LIBRE PROPOS : LE TRAITE DE LISBONNE

 

POINT SAILLANT DE LA POLITIQUE EUROPEENNE EN 2007-2008

 

Faute d'avoir obtenu dans tous les pays de l'Union, l'approbation par référendum de la Constitution Européenne, les gouvernants contournent la volonté populaire en proposant un "mini-traité" de contenu voisin ...

 

Et même si tout ne se passe pas comme prévu, on insiste, au mépris de la volonté populaire déjà exprimée.

 

12 JUIN 2008. LE NON IRLANDAIS AU TRAITE DE LISBONNE

 

Le traité de Lisbonne soumis à référendum en Irlande, a été rejeté par 53,4 % des suffrages. Quand on connait la position et la campagne menée par la plupart de élus nationaux irlandais, notamment par leur Premier Ministre, comment ne pas en tirer, objectivement, après Rousseau, la conclusion que la volonté du peuple ne se représente pas ?

 

«  La souveraineté ne peut être représentée, par la même raison qu'elle ne peut être aliénée ; elle consiste essentiellement dans la volonté générale et la volonté ne se représente point ; elle est la même ou elle est autre ; il n'y a point de milieu. Les députés du peuple ne sont donc ni ne peuvent être ses représentants, ils ne sont que des commissaires ; ils ne peuvent rien conclure définitivement. Toute loi que le Peuple en personne n'a pas ratifiée est nulle ; ce n'est point une loi. » («  Du Contrat Social  »)

 

En l'occurence, le pire est sans doute à venir. On a bafoué la souveraineté des peuples français et néerlandais, en substituant le traité "simplifié" à la Constitution qu'ils avaient rejetée. On ne se cache pas, pour dire qu'il faudrait concocter un arrangement pour ce petit pays qui avait tant profité de l'Europe, ou bien, comble même d'ineptie juridique, de le refaire voter !

 

Comme après le non français, les leaders essentiels et les medias se déchaînent.
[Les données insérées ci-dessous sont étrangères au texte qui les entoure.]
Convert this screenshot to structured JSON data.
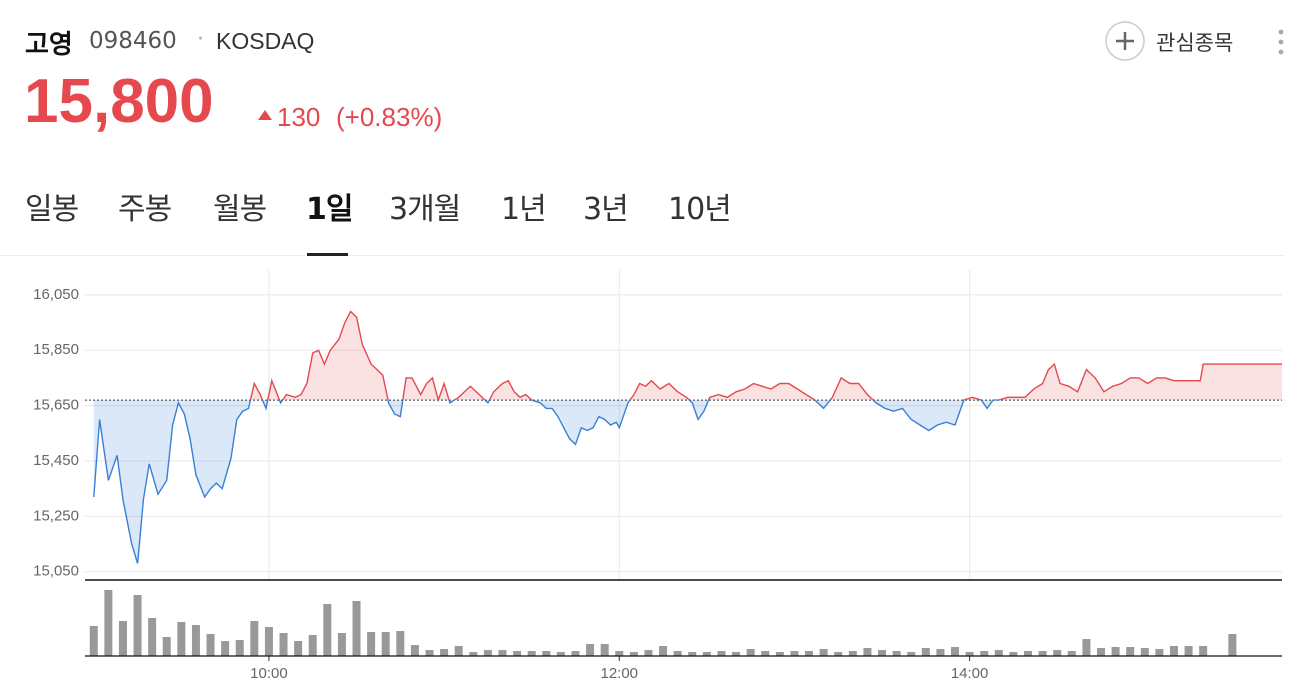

La Réforme des Institutions, en France, mettra bientôt de l'ordre dans l'expression d'un peuple "irresponsable", qui "confond les scrutins", "ne répond pas à la question posée", alors que ses élus de métier et les commentateurs politiques, savent, eux, ce qui est bon pour lui, aussi bien que ce qu'il a voulu dire et pourquoi il ne l'a pas dit.

 

A la lumière de ces faits, on mesure la distance qui existe entre les conclusions de cet essai sur la démocratie et ce qu'en font, la dégradant chaque jour, tous ceux qui s'en réclament pour asseoir leur pouvoir sur la souveraineté du peuple.

 

Au XXIème Siècle, en dehors de science et technologie, le raisonnement rationnel reste révolutionnaire.

 

OCTOBRE 2007. LE REFERENDUM DU 29 MAI ET NOUVEAU TRAITE SUR LE FONCTIONNEMENT DE L'UNION

 

Le 29 mai 2005 le peuple français a rejeté, par référendum, la ratification du "Traité établissant une Constitution pour l'Europe", par une nette majorité (environ 55 %). Ceux qui, de la manière la plus responsable qui soit, avaient voté NON, pour des raisons différentes qui tiennent à l'extrême diversité des questions incluses dans l'unique question posée, se souviennent avec amertume, de l'opprobre qu'ont jetée sur eux, une certaine intelligentzia surmédiatisée et la majorité des leaders politiques de droite, du centre et de gauche. Le peuple avait mal décidé, il s'était trompé de scrutin ; il compromettait le bon fonctionnement de l'Union. C'était irresponsable car il n'y avait pas de plan B de rechange ! Les mêmes n'ont que le mot démocratie à la bouche, mais ils ont montré là, la piètre idée qu'ils en ont.

 

En Espagne, on obtenait un OUI massif, en escamotant le tiers le plus problématique du Traité. Dans d'autres pays, quand on craignait un vote populaire négatif, on faisait décider le Parlement, mettant ainsi en évidence la mauvaise capacité de représention des élus. En Grande-Bretagne, on renonçait au vote, après la constatation des rejets français et néerlandais. L'Europe démocratique reste à construire ! Ne serai-ce pas une exigence populaire, outre celle de l'Europe sociale, dont on ne saurait la dissocier (voir le THEME "Propriétés de la démocatie").

 

En Juin 2007, le nouveau Président français, dans la ligne de son programme, a mis sur pied un projet de "mini-Traité" pour "sortir l'Europe de l'impasse" qu'il est allé défendre dans toutes les capitales. Le 19 Octobre dernier, le Sommet de Lisbonne a adopté un texte similaire. Le calendrier prévu est le suivant :

•  13 Décembre 2007 : signature du nouveau traité européen par les chefs d'Etat et de gouvernement.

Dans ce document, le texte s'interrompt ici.